Continuo por pontos. A capacidade de transformar uma atividade em ação é um, se não o principal, entre os desafios do exercício, caso contrário degenera em mera formalidade técnica. Stanislavski é absolutamente claro em relação a isso. As ações auxiliares são auxiliares, mas devem ser ações, não "atividades". O exemplo atual é aquele de escrever uma carta sem uma caneta ou papel ou tinta, "sem nada". Stanislavski levou isso em conta por toda a vida, e Grotowski lembra o mesmo (Flaszen; Pollastrelli, 2001, p. 186).
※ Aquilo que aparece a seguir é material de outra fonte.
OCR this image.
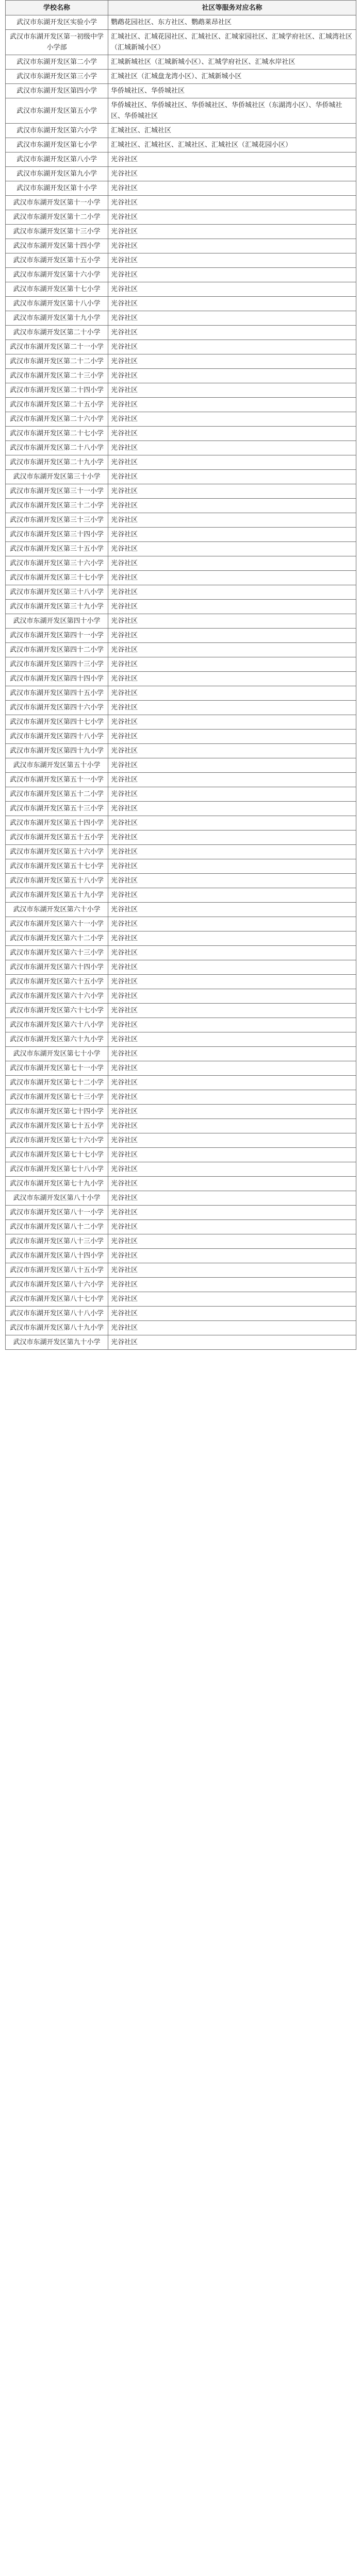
学校名称	社区等服务对应名称
武汉市东湖开发区实验小学	鹦鹉花园社区、东方社区、鹦鹉莱昂社区
武汉市东湖开发区第一初级中学小学部	汇城社区、汇城花园社区、汇城社区、汇城家园社区、汇城学府社区、汇城湾社区（汇城新城小区）
武汉市东湖开发区第二小学	汇城新城社区（汇城新城小区）、汇城学府社区、汇城水岸社区
武汉市东湖开发区第三小学	汇城社区（汇城盘龙湾小区）、汇城新城小区
武汉市东湖开发区第四小学	华侨城社区、华侨城社区
武汉市东湖开发区第五小学	华侨城社区、华侨城社区、华侨城社区、华侨城社区（东湖湾小区）、华侨城社区、华侨城社区
武汉市东湖开发区第六小学	汇城社区、汇城社区
武汉市东湖开发区第七小学	汇城社区、汇城社区、汇城社区、汇城社区（汇城花园小区）
武汉市东湖开发区第八小学	光谷社区
武汉市东湖开发区第九小学	光谷社区
武汉市东湖开发区第十小学	光谷社区
武汉市东湖开发区第十一小学	光谷社区
武汉市东湖开发区第十二小学	光谷社区
武汉市东湖开发区第十三小学	光谷社区
武汉市东湖开发区第十四小学	光谷社区
武汉市东湖开发区第十五小学	光谷社区
武汉市东湖开发区第十六小学	光谷社区
武汉市东湖开发区第十七小学	光谷社区
武汉市东湖开发区第十八小学	光谷社区
武汉市东湖开发区第十九小学	光谷社区
武汉市东湖开发区第二十小学	光谷社区
武汉市东湖开发区第二十一小学	光谷社区
武汉市东湖开发区第二十二小学	光谷社区
武汉市东湖开发区第二十三小学	光谷社区
武汉市东湖开发区第二十四小学	光谷社区
武汉市东湖开发区第二十五小学	光谷社区
武汉市东湖开发区第二十六小学	光谷社区
武汉市东湖开发区第二十七小学	光谷社区
武汉市东湖开发区第二十八小学	光谷社区
武汉市东湖开发区第二十九小学	光谷社区
武汉市东湖开发区第三十小学	光谷社区
武汉市东湖开发区第三十一小学	光谷社区
武汉市东湖开发区第三十二小学	光谷社区
武汉市东湖开发区第三十三小学	光谷社区
武汉市东湖开发区第三十四小学	光谷社区
武汉市东湖开发区第三十五小学	光谷社区
武汉市东湖开发区第三十六小学	光谷社区
武汉市东湖开发区第三十七小学	光谷社区
武汉市东湖开发区第三十八小学	光谷社区
武汉市东湖开发区第三十九小学	光谷社区
武汉市东湖开发区第四十小学	光谷社区
武汉市东湖开发区第四十一小学	光谷社区
武汉市东湖开发区第四十二小学	光谷社区
武汉市东湖开发区第四十三小学	光谷社区
武汉市东湖开发区第四十四小学	光谷社区
武汉市东湖开发区第四十五小学	光谷社区
武汉市东湖开发区第四十六小学	光谷社区
武汉市东湖开发区第四十七小学	光谷社区
武汉市东湖开发区第四十八小学	光谷社区
武汉市东湖开发区第四十九小学	光谷社区
武汉市东湖开发区第五十小学	光谷社区
武汉市东湖开发区第五十一小学	光谷社区
武汉市东湖开发区第五十二小学	光谷社区
武汉市东湖开发区第五十三小学	光谷社区
武汉市东湖开发区第五十四小学	光谷社区
武汉市东湖开发区第五十五小学	光谷社区
武汉市东湖开发区第五十六小学	光谷社区
武汉市东湖开发区第五十七小学	光谷社区
武汉市东湖开发区第五十八小学	光谷社区
武汉市东湖开发区第五十九小学	光谷社区
武汉市东湖开发区第六十小学	光谷社区
武汉市东湖开发区第六十一小学	光谷社区
武汉市东湖开发区第六十二小学	光谷社区
武汉市东湖开发区第六十三小学	光谷社区
武汉市东湖开发区第六十四小学	光谷社区
武汉市东湖开发区第六十五小学	光谷社区
武汉市东湖开发区第六十六小学	光谷社区
武汉市东湖开发区第六十七小学	光谷社区
武汉市东湖开发区第六十八小学	光谷社区
武汉市东湖开发区第六十九小学	光谷社区
武汉市东湖开发区第七十小学	光谷社区
武汉市东湖开发区第七十一小学	光谷社区
武汉市东湖开发区第七十二小学	光谷社区
武汉市东湖开发区第七十三小学	光谷社区
武汉市东湖开发区第七十四小学	光谷社区
武汉市东湖开发区第七十五小学	光谷社区
武汉市东湖开发区第七十六小学	光谷社区
武汉市东湖开发区第七十七小学	光谷社区
武汉市东湖开发区第七十八小学	光谷社区
武汉市东湖开发区第七十九小学	光谷社区
武汉市东湖开发区第八十小学	光谷社区
武汉市东湖开发区第八十一小学	光谷社区
武汉市东湖开发区第八十二小学	光谷社区
武汉市东湖开发区第八十三小学	光谷社区
武汉市东湖开发区第八十四小学	光谷社区
武汉市东湖开发区第八十五小学	光谷社区
武汉市东湖开发区第八十六小学	光谷社区
武汉市东湖开发区第八十七小学	光谷社区
武汉市东湖开发区第八十八小学	光谷社区
武汉市东湖开发区第八十九小学	光谷社区
武汉市东湖开发区第九十小学	光谷社区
Privado de objetos, além de segmentar a ação principal, o ator é obrigado a comensurar mentalmente cada ação ao objeto inexistente. Ele deve estar totalmente concentrado, passo por passo, momento por momento.
De acordo com Stanislavski, a sequência de acender o cigarro era uma linha típica de ações físicas, sem dúvida. Igualmente certo é que Grotowski a considerava como tal. Basta verificar as versões anteriores ao corte contidas no Théâtre psychodynamique, de 1963, e em Alla ricerca del teatro perduto, de 1965. Em ambas as versões cita-se as ações físicas de Stanislavski como uma das fontes para o treinamento do ator, e se reporta ao exercício do cigarro.
Além disso, me confirma Barba que "[...] no tempo de Opole, Grotowski sempre citava o exemplo de acender um cigarro como um exercício de Stanislavski, a tal ponto que eu sempre pensei que havia lido em algum texto do diretor russo ou que havia aprendido durante a sua estada em Moscou”. Basta assim.
O problema está além disso: está nas razões pelas quais Grotowski eliminou o exercício da sua obra Per un teatro povero. Em Alla ricerca del teatro perduto apenas diz que aquele tipo de exercício "[...] não causa uma verdadeira concentração psíquica do ator (transe)" (Barba, 1965, p. 131). A versão anterior, no Théâtre psycho-dynamique, é mais analítica: “[...] os exercícios de Stanislawski não levam a um transe [...] Esta forma de concentração é fundamental para o ator artificial (ator de composição)[iv]”. Ela afeta o esclarecimento. Quase um aviso para evitar confusão. Grotowski distingue claramente: "[...] eu diria que existem dois tipos de ator: o ator do processo e o ator da composição. O maior ator que eu conheci no campo do processo foi Ryszard Cieslak" (Grotowski, s/d, p. 79). Em um livro cujo centro motor – mantido na sala fechada – era justamente o processo interior que “não pode ser ensinado”, melhor deixar cartas de escrever ou cigarros para acender “sem nada” aos livros de Stanislavski.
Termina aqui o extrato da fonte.